経済産業省では、人材政策にHRテクノロジーを取り入れようと、17年から研究会で議論を進めているという。現状を放置すると、AIやロボットなどで代替される仕事が増えることで低賃金化し、トップレベルのデータサイエンティストや研究開発も海外に流出してしまう懸念がある。HRテクノロジーを取り入れることで、グローバル市場を獲得し、質・量とも十分な仕事を確保するのが狙いだ。そのための「予算がかなり付いている」と岩本氏は説明する。

これからの人材マネジメントでは、欧米では一般的な役職であるCHRO(Chief Human Resource Officer/最高人事責任者)が重要だという考えも、経済産業省は示している。CHROは、CEOやCFOといった経営者と同じ目線に立ち、経営レベルで人事戦略を実行していく立場だ。

他方で、人材に対する投資家からのプレッシャーも強くなっているという。「投資家は人材についても知りたいと思っている。従業員数だけでなく、KPIを設定して人材について説明してほしいという動きがある」(岩本氏)ため、投資家向けに「HRレポート」を作成して発表する欧米の会社が増えているそうだ。

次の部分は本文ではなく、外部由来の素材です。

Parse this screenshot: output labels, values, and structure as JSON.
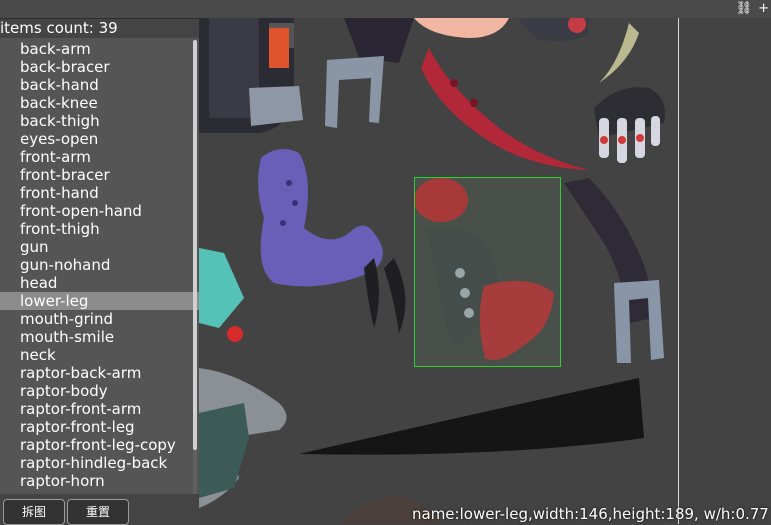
{
  "header": {
    "items_count_text": "items count: 39",
    "icons": [
      "link-icon",
      "plus-icon"
    ]
  },
  "list": {
    "selected_index": 14,
    "items": [
      "back-arm",
      "back-bracer",
      "back-hand",
      "back-knee",
      "back-thigh",
      "eyes-open",
      "front-arm",
      "front-bracer",
      "front-hand",
      "front-open-hand",
      "front-thigh",
      "gun",
      "gun-nohand",
      "head",
      "lower-leg",
      "mouth-grind",
      "mouth-smile",
      "neck",
      "raptor-back-arm",
      "raptor-body",
      "raptor-front-arm",
      "raptor-front-leg",
      "raptor-front-leg-copy",
      "raptor-hindleg-back",
      "raptor-horn"
    ]
  },
  "buttons": {
    "split_label": "拆图",
    "reset_label": "重置"
  },
  "selection": {
    "info_text": "name:lower-leg,width:146,height:189, w/h:0.77"
  },
  "colors": {
    "selection_border": "#2fd02f",
    "list_selected_bg": "#8c8c8c"
  }
}
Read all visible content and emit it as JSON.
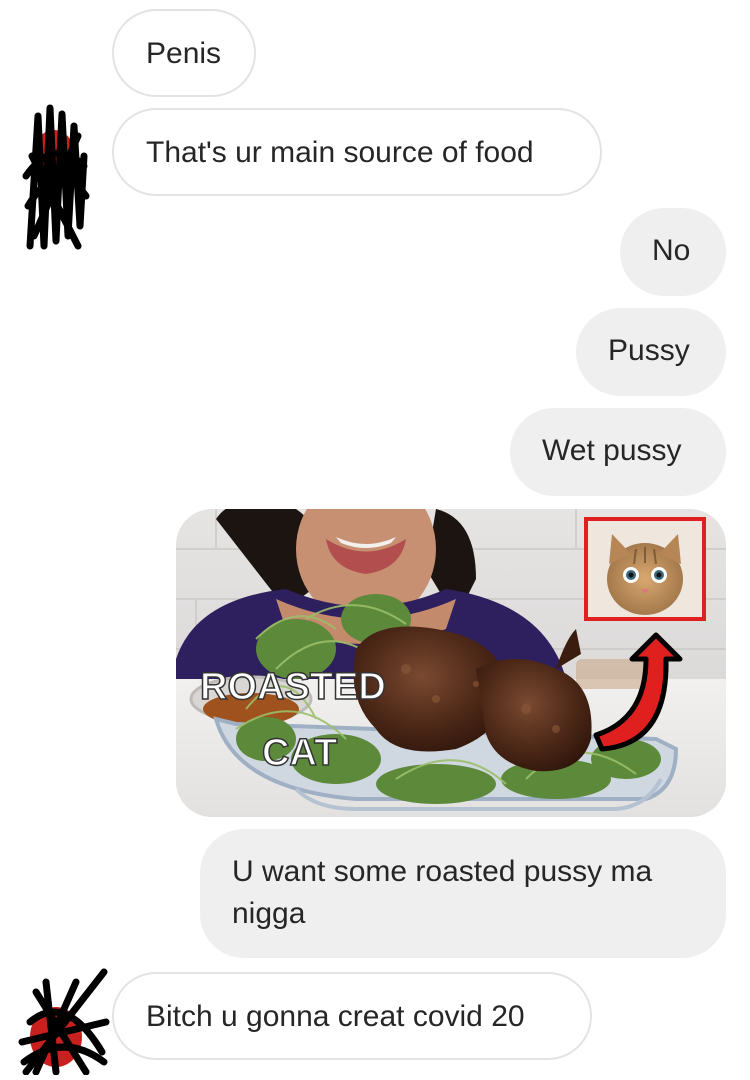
{
  "conversation": {
    "messages": [
      {
        "sender": "them",
        "text": "Penis"
      },
      {
        "sender": "them",
        "text": "That's ur main source of food"
      },
      {
        "sender": "me",
        "text": "No"
      },
      {
        "sender": "me",
        "text": "Pussy"
      },
      {
        "sender": "me",
        "text": "Wet pussy"
      },
      {
        "sender": "me",
        "type": "image"
      },
      {
        "sender": "me",
        "text": "U want some roasted pussy ma nigga"
      },
      {
        "sender": "them",
        "text": "Bitch u gonna creat covid 20"
      }
    ]
  },
  "shared_image": {
    "overlay_line1": "ROASTED",
    "overlay_line2": "CAT",
    "highlight_color": "#e01f1f"
  },
  "colors": {
    "incoming_bubble_border": "#e3e3e3",
    "outgoing_bubble_bg": "#efefef",
    "text": "#262626"
  }
}
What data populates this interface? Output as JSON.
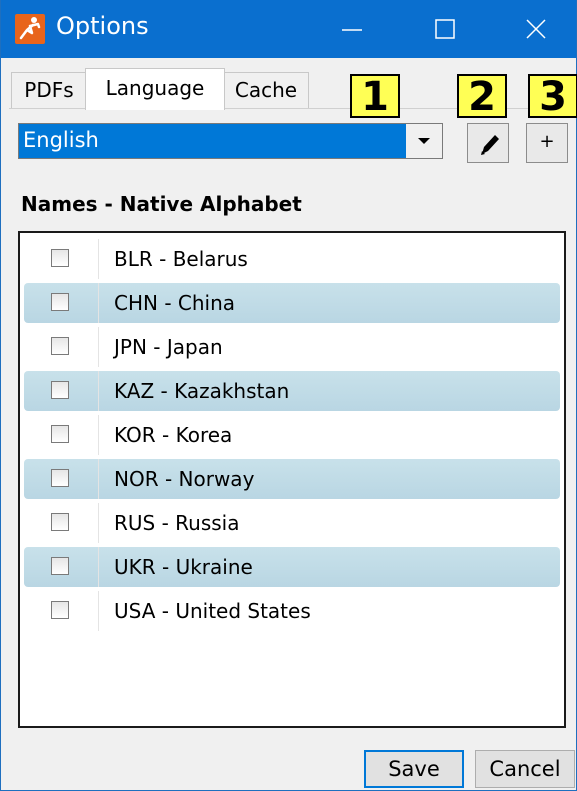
{
  "window": {
    "title": "Options"
  },
  "tabs": [
    {
      "label": "PDFs",
      "active": false
    },
    {
      "label": "Language",
      "active": true
    },
    {
      "label": "Cache",
      "active": false
    }
  ],
  "badges": [
    "1",
    "2",
    "3"
  ],
  "language": {
    "selected": "English"
  },
  "add_button_label": "+",
  "section_label": "Names - Native Alphabet",
  "rows": [
    {
      "label": "BLR - Belarus",
      "checked": false
    },
    {
      "label": "CHN - China",
      "checked": false
    },
    {
      "label": "JPN - Japan",
      "checked": false
    },
    {
      "label": "KAZ - Kazakhstan",
      "checked": false
    },
    {
      "label": "KOR - Korea",
      "checked": false
    },
    {
      "label": "NOR - Norway",
      "checked": false
    },
    {
      "label": "RUS - Russia",
      "checked": false
    },
    {
      "label": "UKR - Ukraine",
      "checked": false
    },
    {
      "label": "USA - United States",
      "checked": false
    }
  ],
  "buttons": {
    "save": "Save",
    "cancel": "Cancel"
  },
  "colors": {
    "titlebar": "#0a6fcf",
    "selection": "#0078d7",
    "badge": "#ffff55",
    "row_alt": "#c8e1ea"
  },
  "icons": [
    "app-icon",
    "minimize-icon",
    "maximize-icon",
    "close-icon",
    "chevron-down-icon",
    "pencil-icon"
  ]
}
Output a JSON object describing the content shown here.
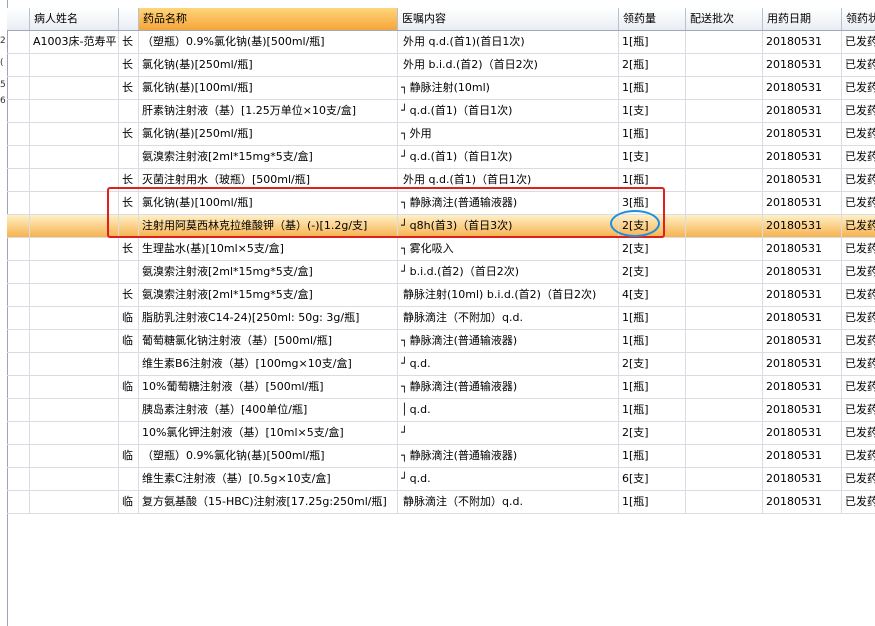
{
  "left_marks": [
    "2",
    "(",
    "5",
    "6"
  ],
  "columns": [
    "",
    "病人姓名",
    "",
    "药品名称",
    "医嘱内容",
    "领药量",
    "配送批次",
    "用药日期",
    "领药状"
  ],
  "rows": [
    {
      "patient": "A1003床-范寿平",
      "type": "长",
      "drug": "（塑瓶）0.9%氯化钠(基)[500ml/瓶]",
      "bracket": "",
      "order": "外用 q.d.(首1)(首日1次)",
      "qty": "1[瓶]",
      "batch": "",
      "date": "20180531",
      "status": "已发药"
    },
    {
      "patient": "",
      "type": "长",
      "drug": "氯化钠(基)[250ml/瓶]",
      "bracket": "",
      "order": "外用 b.i.d.(首2)（首日2次)",
      "qty": "2[瓶]",
      "batch": "",
      "date": "20180531",
      "status": "已发药"
    },
    {
      "patient": "",
      "type": "长",
      "drug": "氯化钠(基)[100ml/瓶]",
      "bracket": "┐",
      "order": "静脉注射(10ml)",
      "qty": "1[瓶]",
      "batch": "",
      "date": "20180531",
      "status": "已发药"
    },
    {
      "patient": "",
      "type": "",
      "drug": "肝素钠注射液（基）[1.25万单位×10支/盒]",
      "bracket": "┘",
      "order": "q.d.(首1)（首日1次)",
      "qty": "1[支]",
      "batch": "",
      "date": "20180531",
      "status": "已发药"
    },
    {
      "patient": "",
      "type": "长",
      "drug": "氯化钠(基)[250ml/瓶]",
      "bracket": "┐",
      "order": "外用",
      "qty": "1[瓶]",
      "batch": "",
      "date": "20180531",
      "status": "已发药"
    },
    {
      "patient": "",
      "type": "",
      "drug": "氨溴索注射液[2ml*15mg*5支/盒]",
      "bracket": "┘",
      "order": "q.d.(首1)（首日1次)",
      "qty": "1[支]",
      "batch": "",
      "date": "20180531",
      "status": "已发药"
    },
    {
      "patient": "",
      "type": "长",
      "drug": "灭菌注射用水（玻瓶）[500ml/瓶]",
      "bracket": "",
      "order": "外用 q.d.(首1)（首日1次)",
      "qty": "1[瓶]",
      "batch": "",
      "date": "20180531",
      "status": "已发药"
    },
    {
      "patient": "",
      "type": "长",
      "drug": "氯化钠(基)[100ml/瓶]",
      "bracket": "┐",
      "order": "静脉滴注(普通输液器)",
      "qty": "3[瓶]",
      "batch": "",
      "date": "20180531",
      "status": "已发药"
    },
    {
      "patient": "",
      "type": "",
      "drug": "注射用阿莫西林克拉维酸钾（基）(-)[1.2g/支]",
      "bracket": "┘",
      "order": "q8h(首3)（首日3次)",
      "qty": "2[支]",
      "batch": "",
      "date": "20180531",
      "status": "已发药"
    },
    {
      "patient": "",
      "type": "长",
      "drug": "生理盐水(基)[10ml×5支/盒]",
      "bracket": "┐",
      "order": "雾化吸入",
      "qty": "2[支]",
      "batch": "",
      "date": "20180531",
      "status": "已发药"
    },
    {
      "patient": "",
      "type": "",
      "drug": "氨溴索注射液[2ml*15mg*5支/盒]",
      "bracket": "┘",
      "order": "b.i.d.(首2)（首日2次)",
      "qty": "2[支]",
      "batch": "",
      "date": "20180531",
      "status": "已发药"
    },
    {
      "patient": "",
      "type": "长",
      "drug": "氨溴索注射液[2ml*15mg*5支/盒]",
      "bracket": "",
      "order": "静脉注射(10ml) b.i.d.(首2)（首日2次)",
      "qty": "4[支]",
      "batch": "",
      "date": "20180531",
      "status": "已发药"
    },
    {
      "patient": "",
      "type": "临",
      "drug": "脂肪乳注射液C14-24)[250ml: 50g: 3g/瓶]",
      "bracket": "",
      "order": "静脉滴注（不附加）q.d.",
      "qty": "1[瓶]",
      "batch": "",
      "date": "20180531",
      "status": "已发药"
    },
    {
      "patient": "",
      "type": "临",
      "drug": "葡萄糖氯化钠注射液（基）[500ml/瓶]",
      "bracket": "┐",
      "order": "静脉滴注(普通输液器)",
      "qty": "1[瓶]",
      "batch": "",
      "date": "20180531",
      "status": "已发药"
    },
    {
      "patient": "",
      "type": "",
      "drug": "维生素B6注射液（基）[100mg×10支/盒]",
      "bracket": "┘",
      "order": "q.d.",
      "qty": "2[支]",
      "batch": "",
      "date": "20180531",
      "status": "已发药"
    },
    {
      "patient": "",
      "type": "临",
      "drug": "10%葡萄糖注射液（基）[500ml/瓶]",
      "bracket": "┐",
      "order": "静脉滴注(普通输液器)",
      "qty": "1[瓶]",
      "batch": "",
      "date": "20180531",
      "status": "已发药"
    },
    {
      "patient": "",
      "type": "",
      "drug": "胰岛素注射液（基）[400单位/瓶]",
      "bracket": "│",
      "order": "q.d.",
      "qty": "1[瓶]",
      "batch": "",
      "date": "20180531",
      "status": "已发药"
    },
    {
      "patient": "",
      "type": "",
      "drug": "10%氯化钾注射液（基）[10ml×5支/盒]",
      "bracket": "┘",
      "order": "",
      "qty": "2[支]",
      "batch": "",
      "date": "20180531",
      "status": "已发药"
    },
    {
      "patient": "",
      "type": "临",
      "drug": "（塑瓶）0.9%氯化钠(基)[500ml/瓶]",
      "bracket": "┐",
      "order": "静脉滴注(普通输液器)",
      "qty": "1[瓶]",
      "batch": "",
      "date": "20180531",
      "status": "已发药"
    },
    {
      "patient": "",
      "type": "",
      "drug": "维生素C注射液（基）[0.5g×10支/盒]",
      "bracket": "┘",
      "order": "q.d.",
      "qty": "6[支]",
      "batch": "",
      "date": "20180531",
      "status": "已发药"
    },
    {
      "patient": "",
      "type": "临",
      "drug": "复方氨基酸（15-HBC)注射液[17.25g:250ml/瓶]",
      "bracket": "",
      "order": "静脉滴注（不附加）q.d.",
      "qty": "1[瓶]",
      "batch": "",
      "date": "20180531",
      "status": "已发药"
    }
  ],
  "selected_row": 8,
  "sorted_column": 3,
  "colors": {
    "highlight_box": "#e0201c",
    "highlight_ellipse": "#1d8fe0",
    "selected_row": "#f6b04a"
  }
}
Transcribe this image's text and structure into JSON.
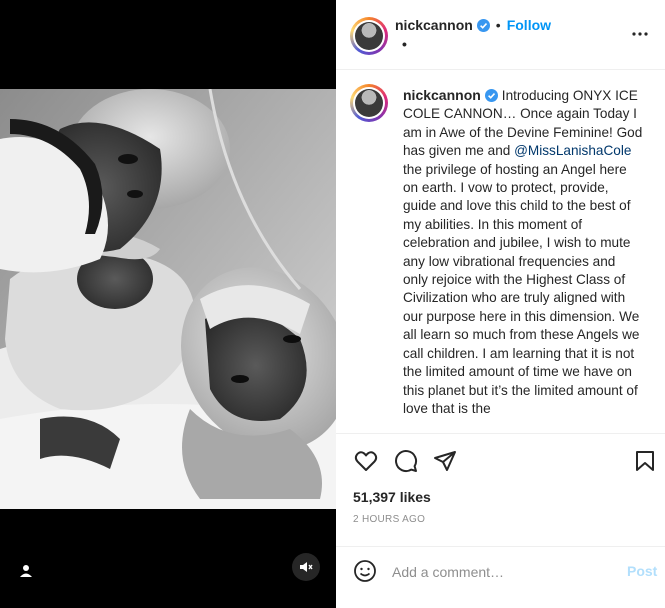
{
  "media": {
    "photo_icon": "black-and-white-newborn-photo",
    "tag_icon": "user-tag-icon",
    "mute_icon": "sound-off-icon"
  },
  "header": {
    "username": "nickcannon",
    "verified_icon": "verified-badge-icon",
    "dot": "•",
    "follow_label": "Follow",
    "subtitle": "•",
    "more_icon": "more-options-icon"
  },
  "caption": {
    "username": "nickcannon",
    "text_before": "Introducing ONYX ICE COLE CANNON… Once again Today I am in Awe of the Devine Feminine! God has given me and ",
    "mention": "@MissLanishaCole",
    "text_after": " the privilege of hosting an Angel here on earth. I vow to protect, provide, guide and love this child to the best of my abilities. In this moment of celebration and jubilee, I wish to mute any low vibrational frequencies and only rejoice with the Highest Class of Civilization who are truly aligned with our purpose here in this dimension. We all learn so much from these Angels we call children. I am learning that it is not the limited amount of time we have on this planet but it’s the limited amount of love that is the"
  },
  "actions": {
    "like_icon": "heart-icon",
    "comment_icon": "comment-icon",
    "share_icon": "share-icon",
    "save_icon": "bookmark-icon"
  },
  "likes": "51,397 likes",
  "timestamp": "2 HOURS AGO",
  "comment": {
    "placeholder": "Add a comment…",
    "post_label": "Post",
    "emoji_icon": "emoji-icon"
  },
  "colors": {
    "accent": "#0095f6",
    "post_disabled": "#b2dffc",
    "verified": "#3897f0"
  }
}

さらに、HRマネジメントは国際標準化の動きも出ている。「ISO30414」ではHRマネジメントの11領域における49項目を定量化することが求められている。欧米や一部のアジア諸国ではISO30414導入の関心が高く、さまざまな機関が動き始めているとのことだが、日本は「ガラパゴスっぽく」なっていて遅れが目立つと岩本氏は指摘している。

デジタルHRを実行するためのポイント
デジタルHRを実行するために、間接部門はテクノロジーに任せ、人事は戦略人事に集中することになる。

分析には、定量化されたデータが必要だ。音声や画像データ、メールのやりとりやパソコン上の行動データも活用されている。これらの分析には機械学習も使われる。テクノロジーの進化により、新しい分析手法が生まれることも期待されている。データがたまると将来を予測でき、解決策を導き出せる。

日本企業のこれからのHRマネジメントは、人事部が取り組んできた従来型の人事ではなく、CHROなど経営陣のイニシアチブで経営戦略とひも付いた人材戦略になっていく必要がある。ビジネスサイクルが短くなっている今は、戦略に合わせた柔軟な人材を育成、確保しなければならない。そこで最大の課題となっているのが個と組織の関係性における「個の自律、活性化」だと岩本氏は指摘する。

課題は大きく3つの視点から考えることができる。1つは従業員のエンゲージメントだ。ワクワク感、コミットメントを持つような企業文化をどう作るか、これについては取り組む企業が増えてきている。

2つ目はスキルギャップの解消。個々人のキャリアプランに対して、足りないスキルをデータベース化し、AIがレコメンドしていくことが必要になる。

3つ目はダイバーシティーとインクルージョンだ。これらに取り組むことで、画一的な社員育成から、個を生かすHRマネジメントに変わることが期待できるとしている。